The Small models run at 459 million parameters each—no GPU needed. (Parameters are what measure an AI model’s capacity, essentially.) Medium hits 1.4 billion parameters and generates its 6:20 output in about 1.31 seconds on an H200 GPU. Large, at 2.7 billion, is API-only for organizations with over $1 million in revenue. Per-second generation granularity means you get exactly the track length you asked for, not an approximation.
It’s also supported in ComfyUI for local setups
The architecture is new: a semantic-acoustic autoencoder Stability calls SAME, designed to hold melodic coherence over longer outputs. LoRA fine-tuning is supported, so artists can adapt the models to their own catalogs. Inpainting is in too—single-segment, multi-segment, and causal continuation to extend a track past its original endpoint.
For context, a LoRA (Low-Rank Adaptation model) is like a tiny model that conditions how the full model generates its outputs. If you train a LoRA on blues, the model will produce blues, if you train a LoRA on BB King blues, the model will produce songs that will sound like BB King. Inpainting means a model can fix small errors in its creation. So, for example, if the model hallucinates something at the 2:30 mark, you can select a few seconds of the song, ask the model to change it into whatever you want, and the model will generate a piece of the song that fits perfectly in that timeframe and blends with the actual song as a whole.

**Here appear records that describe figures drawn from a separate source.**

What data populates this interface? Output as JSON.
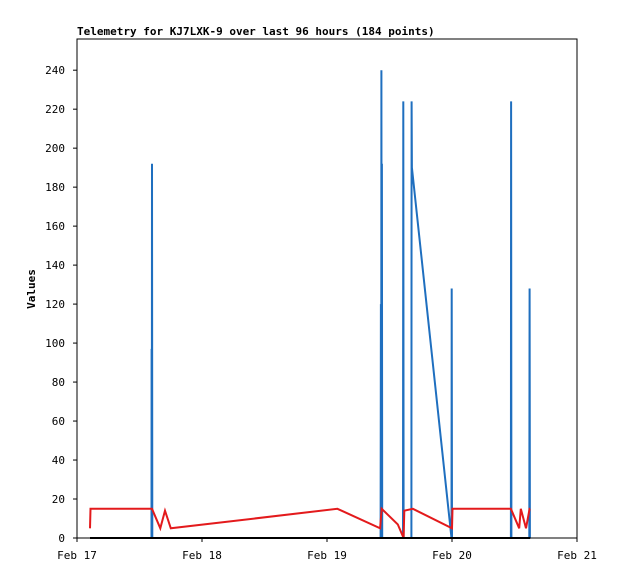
{
  "chart_data": {
    "type": "line",
    "title": "Telemetry for KJ7LXK-9 over last 96 hours (184 points)",
    "xlabel": "",
    "ylabel": "Values",
    "x_ticks": [
      "Feb 17",
      "Feb 18",
      "Feb 19",
      "Feb 20",
      "Feb 21"
    ],
    "y_ticks": [
      0,
      20,
      40,
      60,
      80,
      100,
      120,
      140,
      160,
      180,
      200,
      220,
      240
    ],
    "xlim": [
      0,
      96
    ],
    "ylim": [
      0,
      256
    ],
    "grid": false,
    "colors": {
      "frame": "#000000",
      "series_blue": "#1f6fbf",
      "series_red": "#e31a1c",
      "series_black": "#000000"
    },
    "series": [
      {
        "color": "#1f6fbf",
        "points": [
          [
            2.5,
            0
          ],
          [
            14.3,
            0
          ],
          [
            14.33,
            97
          ],
          [
            14.36,
            0
          ],
          [
            14.4,
            192
          ],
          [
            14.45,
            0
          ],
          [
            58.3,
            0
          ],
          [
            58.35,
            120
          ],
          [
            58.4,
            0
          ],
          [
            58.45,
            240
          ],
          [
            58.5,
            0
          ],
          [
            58.55,
            192
          ],
          [
            58.6,
            0
          ],
          [
            62.6,
            0
          ],
          [
            62.65,
            224
          ],
          [
            62.7,
            0
          ],
          [
            64.2,
            0
          ],
          [
            64.25,
            224
          ],
          [
            64.3,
            190
          ],
          [
            71.9,
            0
          ],
          [
            71.95,
            128
          ],
          [
            72.0,
            0
          ],
          [
            83.3,
            0
          ],
          [
            83.35,
            224
          ],
          [
            83.4,
            0
          ],
          [
            86.85,
            0
          ],
          [
            86.9,
            128
          ],
          [
            86.95,
            0
          ]
        ]
      },
      {
        "color": "#e31a1c",
        "points": [
          [
            2.5,
            5
          ],
          [
            2.6,
            15
          ],
          [
            14.4,
            15
          ],
          [
            16.0,
            5
          ],
          [
            16.9,
            14
          ],
          [
            18.0,
            5
          ],
          [
            50.0,
            15
          ],
          [
            50.8,
            14
          ],
          [
            58.2,
            5
          ],
          [
            58.5,
            15
          ],
          [
            61.6,
            7
          ],
          [
            62.7,
            0
          ],
          [
            62.85,
            14
          ],
          [
            64.5,
            15
          ],
          [
            72.0,
            5
          ],
          [
            72.1,
            15
          ],
          [
            83.3,
            15
          ],
          [
            84.9,
            5
          ],
          [
            85.2,
            15
          ],
          [
            86.2,
            5
          ],
          [
            86.9,
            15
          ],
          [
            87.0,
            15
          ]
        ]
      },
      {
        "color": "#000000",
        "points": [
          [
            2.5,
            0
          ],
          [
            87.0,
            0
          ]
        ]
      }
    ]
  }
}
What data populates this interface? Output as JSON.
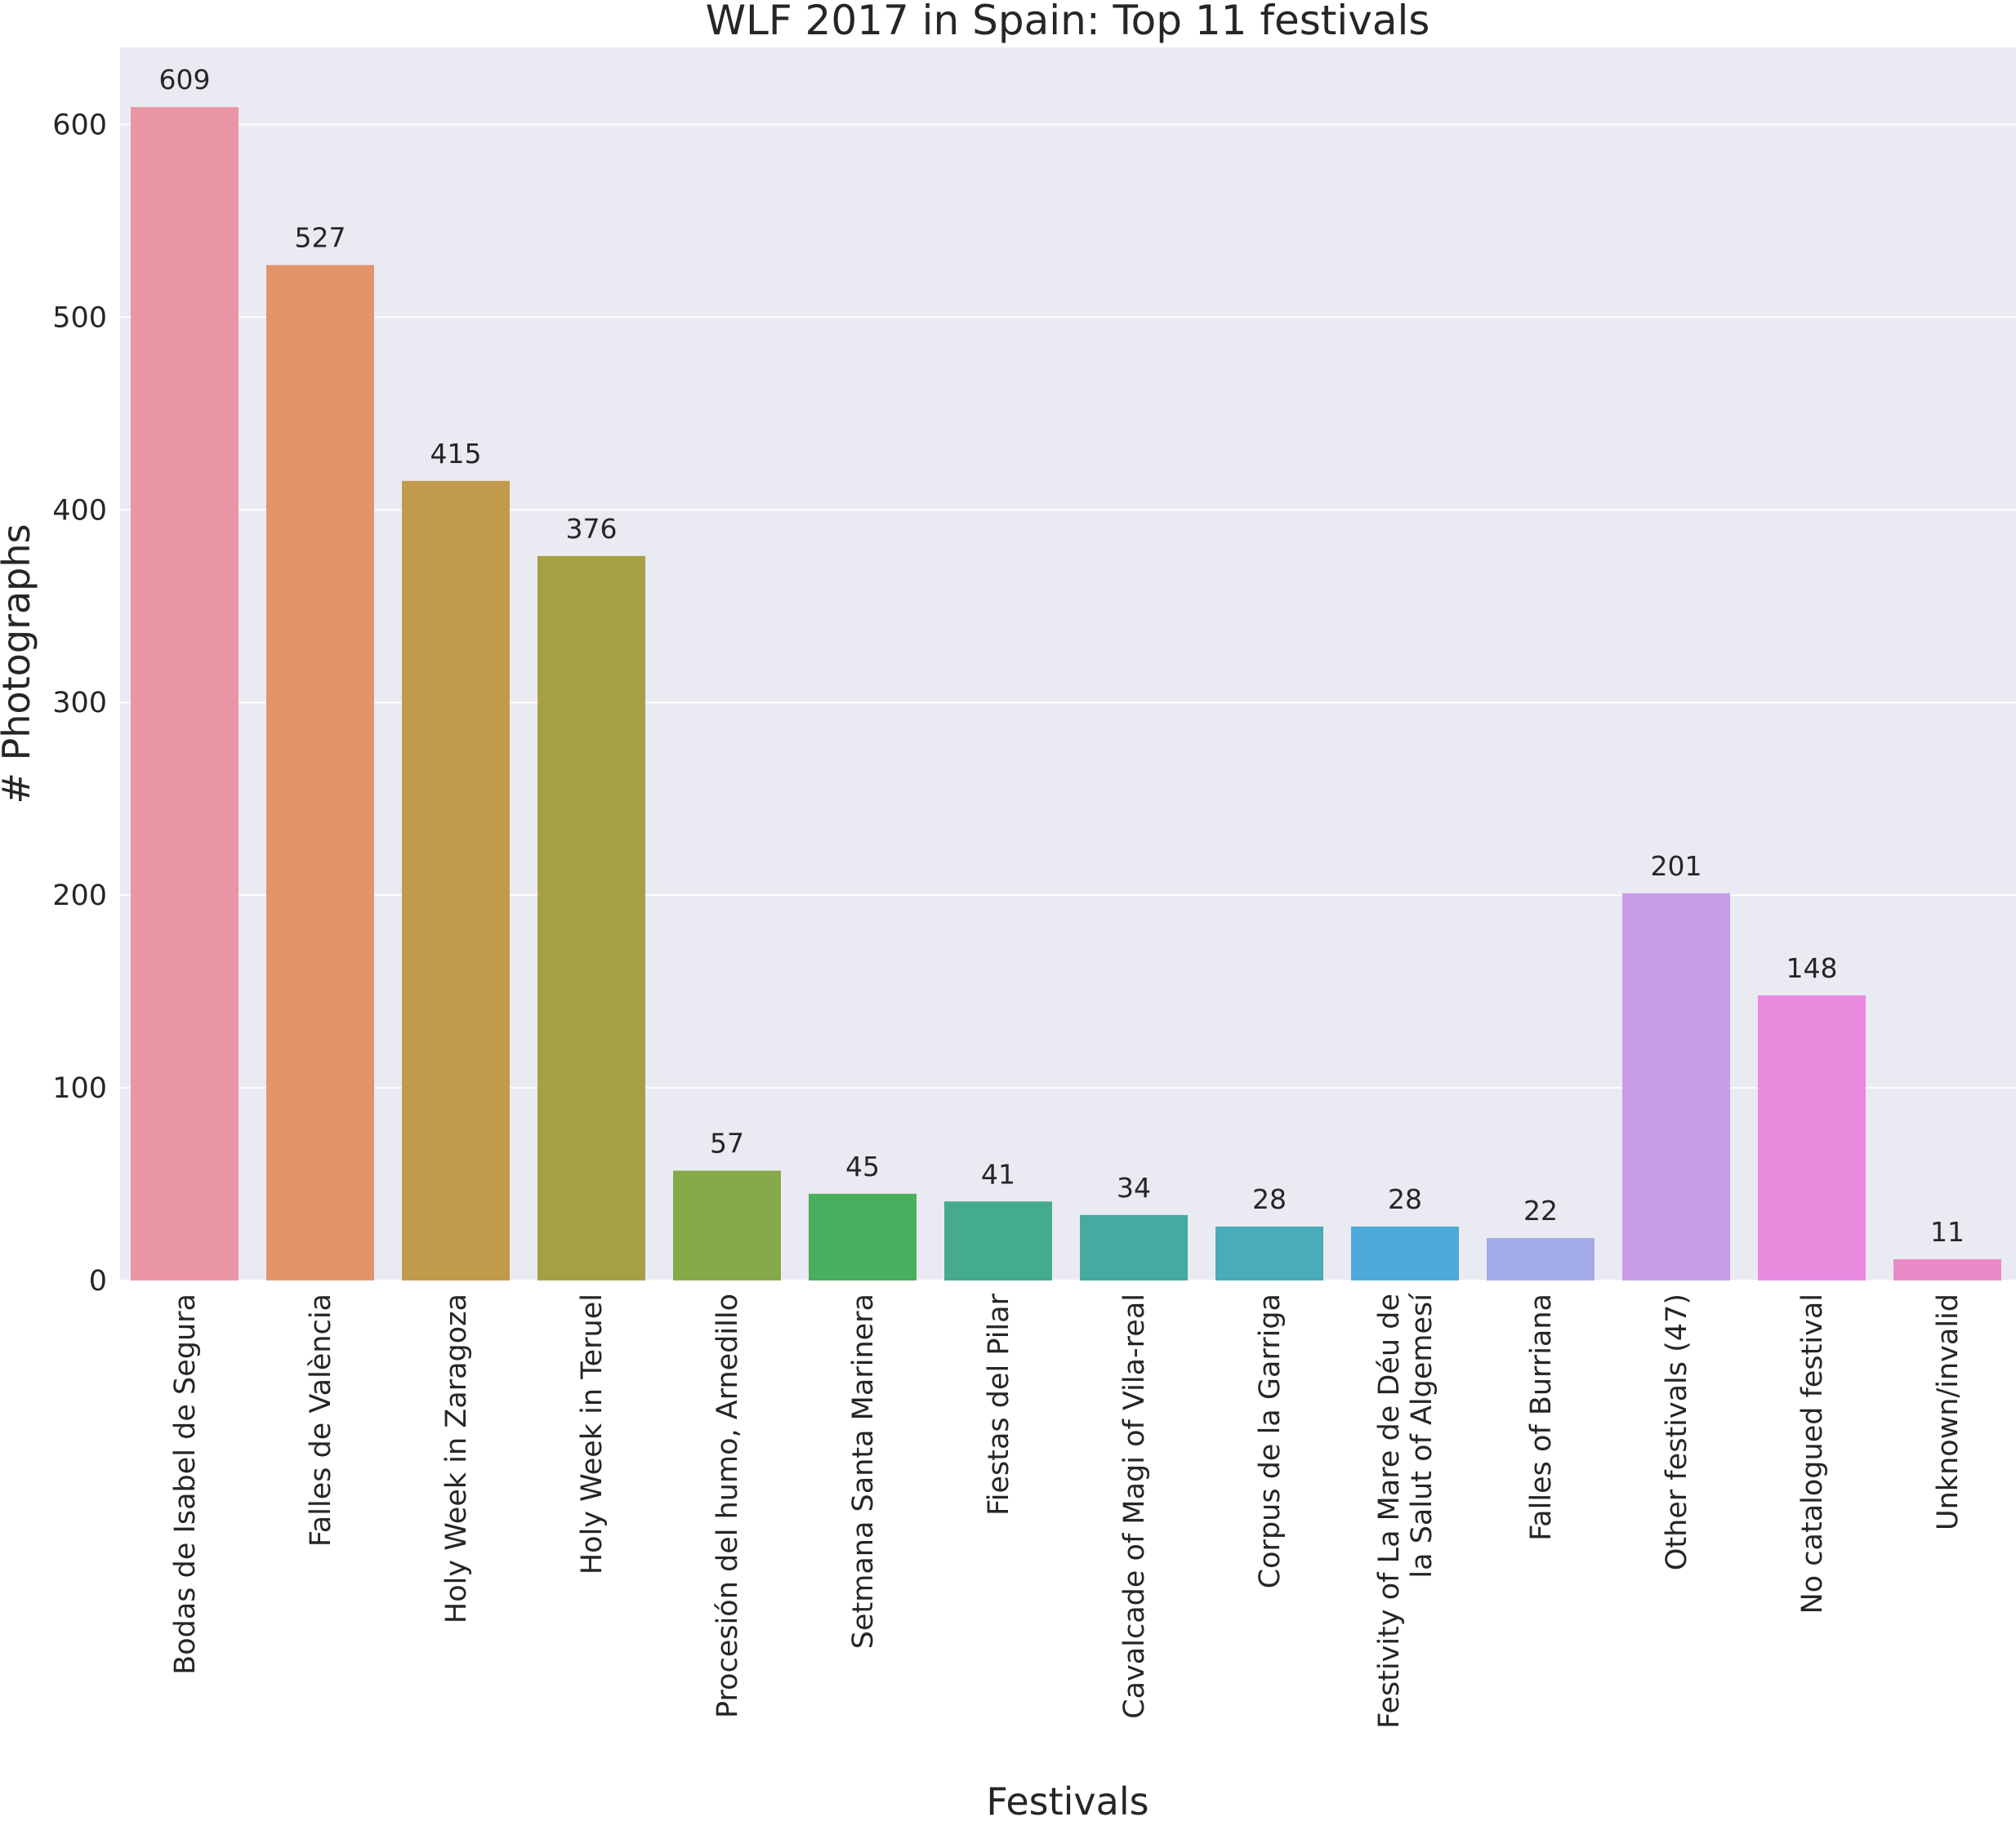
{
  "chart_data": {
    "type": "bar",
    "title": "WLF 2017 in Spain: Top 11 festivals",
    "xlabel": "Festivals",
    "ylabel": "# Photographs",
    "ylim": [
      0,
      640
    ],
    "yticks": [
      0,
      100,
      200,
      300,
      400,
      500,
      600
    ],
    "grid": true,
    "legend": "none",
    "background_color": "#eaeaf2",
    "categories": [
      [
        "Bodas de Isabel de Segura"
      ],
      [
        "Falles de València"
      ],
      [
        "Holy Week in Zaragoza"
      ],
      [
        "Holy Week in Teruel"
      ],
      [
        "Procesión del humo, Arnedillo"
      ],
      [
        "Setmana Santa Marinera"
      ],
      [
        "Fiestas del Pilar"
      ],
      [
        "Cavalcade of Magi of Vila-real"
      ],
      [
        "Corpus de la Garriga"
      ],
      [
        "Festivity of La Mare de Déu de",
        "la Salut of Algemesí"
      ],
      [
        "Falles of Burriana"
      ],
      [
        "Other festivals (47)"
      ],
      [
        "No catalogued festival"
      ],
      [
        "Unknown/invalid"
      ]
    ],
    "values": [
      609,
      527,
      415,
      376,
      57,
      45,
      41,
      34,
      28,
      28,
      22,
      201,
      148,
      11
    ],
    "colors": [
      "#e995a3",
      "#e2956b",
      "#c19b4b",
      "#a6a045",
      "#86aa4a",
      "#49ae5e",
      "#45ab8e",
      "#45aaa0",
      "#4babb8",
      "#4ea8d9",
      "#a2aae9",
      "#c89de8",
      "#e88ade",
      "#e98bc6"
    ]
  }
}
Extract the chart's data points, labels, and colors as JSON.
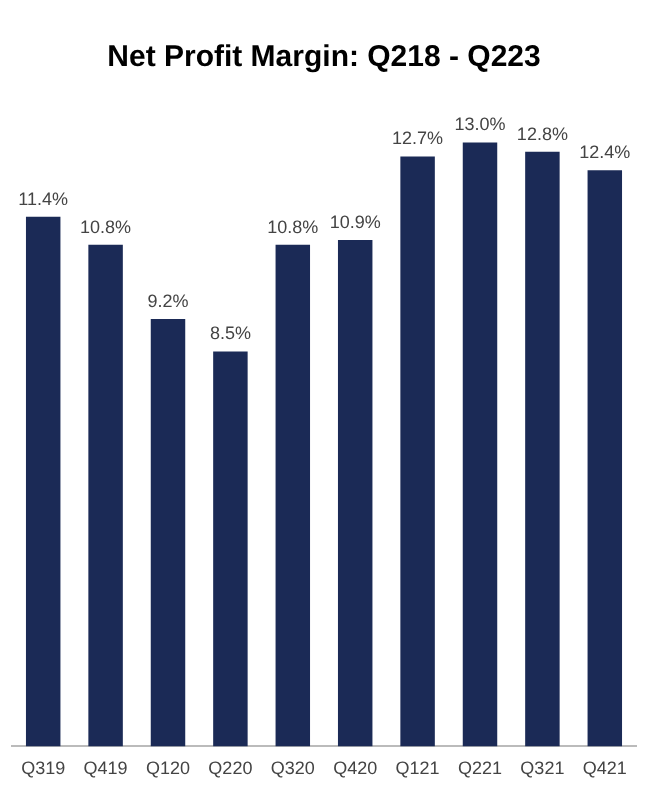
{
  "chart_data": {
    "type": "bar",
    "title": "Net Profit Margin: Q218 - Q223",
    "categories": [
      "Q319",
      "Q419",
      "Q120",
      "Q220",
      "Q320",
      "Q420",
      "Q121",
      "Q221",
      "Q321",
      "Q421"
    ],
    "values": [
      11.4,
      10.8,
      9.2,
      8.5,
      10.8,
      10.9,
      12.7,
      13.0,
      12.8,
      12.4
    ],
    "value_labels": [
      "11.4%",
      "10.8%",
      "9.2%",
      "8.5%",
      "10.8%",
      "10.9%",
      "12.7%",
      "13.0%",
      "12.8%",
      "12.4%"
    ],
    "color": "#1b2a56",
    "grid": false,
    "legend": false,
    "tick_labels": "x"
  }
}
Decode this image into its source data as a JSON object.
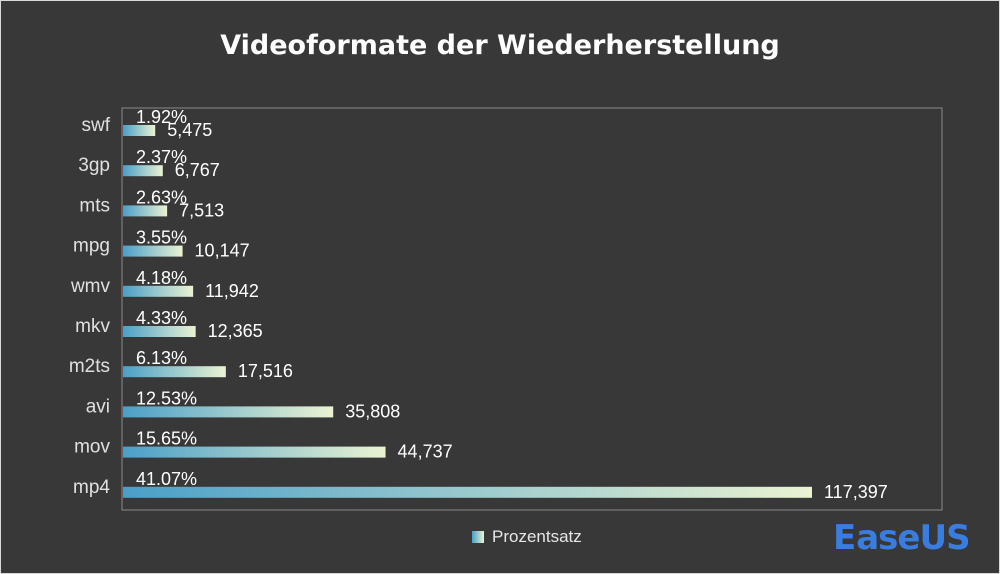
{
  "chart_data": {
    "type": "bar",
    "orientation": "horizontal",
    "title": "Videoformate der Wiederherstellung",
    "categories": [
      "swf",
      "3gp",
      "mts",
      "mpg",
      "wmv",
      "mkv",
      "m2ts",
      "avi",
      "mov",
      "mp4"
    ],
    "series": [
      {
        "name": "Prozentsatz",
        "values": [
          1.92,
          2.37,
          2.63,
          3.55,
          4.18,
          4.33,
          6.13,
          12.53,
          15.65,
          41.07
        ],
        "percent_labels": [
          "1.92%",
          "2.37%",
          "2.63%",
          "3.55%",
          "4.18%",
          "4.33%",
          "6.13%",
          "12.53%",
          "15.65%",
          "41.07%"
        ],
        "count_labels": [
          "5,475",
          "6,767",
          "7,513",
          "10,147",
          "11,942",
          "12,365",
          "17,516",
          "35,808",
          "44,737",
          "117,397"
        ]
      }
    ],
    "legend_position": "bottom",
    "grid": false,
    "bar_gradient": [
      "#4a9fc8",
      "#eaf3d2"
    ]
  },
  "legend": {
    "label": "Prozentsatz"
  },
  "logo": {
    "mark": "E",
    "text": "aseUS"
  },
  "colors": {
    "background": "#383838",
    "title": "#ffffff",
    "logo": "#3a7de0"
  }
}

Stability has been technically credible in AI music for years without breaking through commercially. The open-weight play is the Stable Diffusion strategy applied to audio—seed the developer community, see what gets built. The licensing is cleaner than anything Stable Audio has shipped before, with partnerships in place with Universal Music Group and Warner Music Group.
The target: Suno, the AI music king
If ChatGPT is the king of AI text, Suno is the king of AI music. The company behind the model hit a $2.45 billion valuation in November 2025, crossed $300 million in annual recurring revenue, and has been used by roughly 100 million people.
It generates around 7 million songs per day. Warner Music settled its suit against Suno in November 2025; Sony and UMG are still in federal court.
To avoid these copyright wars, ElevenLabs has licensing deals with Believe, Kobalt, and Merlin. Stability has Warner and Universal. Udio settled with all three majors and is now a walled garden—nothing you generate can leave the platform.
Stable Audio 3.0 Small and Medium are available on Hugging Face now. Large is live via the Stability AI API. Music v2 is free for ElevenMusic users, with commercial tiers through ElevenCreative and ElevenAPI.